View Single Post
Old 05-24-2022, 07:54 PM   #76 (permalink)
Ecky
Master EcoModder
 
Ecky's Avatar
 
Join Date: Dec 2011
Location: New Zealand
Posts: 5,077

ND Miata - '15 Mazda MX-5 Special Package
90 day: 39.72 mpg (US)

Oxygen Blue - '00 Honda Insight
90 day: 54.69 mpg (US)
Thanks: 2,904
Thanked 2,560 Times in 1,586 Posts
Most modern gasoline engine designs are near 40% efficient, and nowhere close to 12%. Even the big pushrod cam-in-block V8 in GM's Corvette, which lacks cam phasing, is in the mid 30's %, and modern transmissions keep engines in that range much more of the time.

Unfortunately, burn speed is asymptotic, and we're pretty far along that already. Smaller combustion chambers improve burn speed, as does increasing pressure (compression or boost), but you run into knock limits with gasoline and have to use a different fuel.

I think Mazda is thinking along the right lines with their compression ignition gasoline engines. You can largely bypass the inherent losses of the burn speed of gasoline by intentionally causing detonation at the optimal crank angle (which ends up being later than the current target of ~18%). Without doing this, we're effectively pretty close to the limits of gasoline engines. Maybe not "combustion" engines, but specifically those that rely on burning gasoline.

Going above... maybe 60%, is highly improbable, unless we start using exotic materials for engines.
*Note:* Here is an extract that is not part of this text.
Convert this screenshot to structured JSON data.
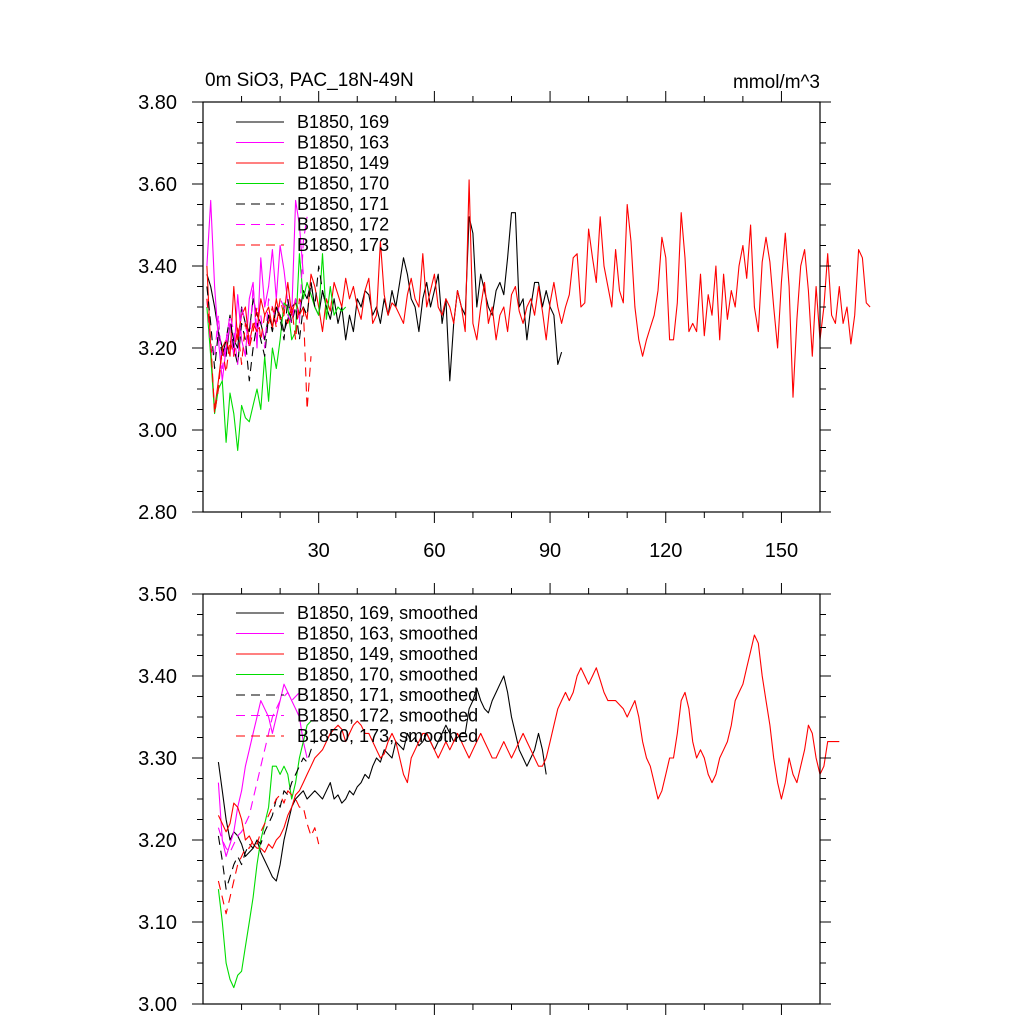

By simply compression air (nevermind combusting gasoline) you heat up the charge, and that concentration of heat then conducts through the piston and cylinder walls, and a large chunk of it is lost, just by virtue of having been compressed. Add to that, you will never extract 100% of energy from expansion. As long as what comes out of an engine's exhaust valves is above ambient, you're losing a huge amount of energy in the exhaust. Even combined cycle power plants, which concentrate waste heat and run it through the system once or even twice more, are only up around 60%.

Burn speed is not low hanging fruit in modern engines.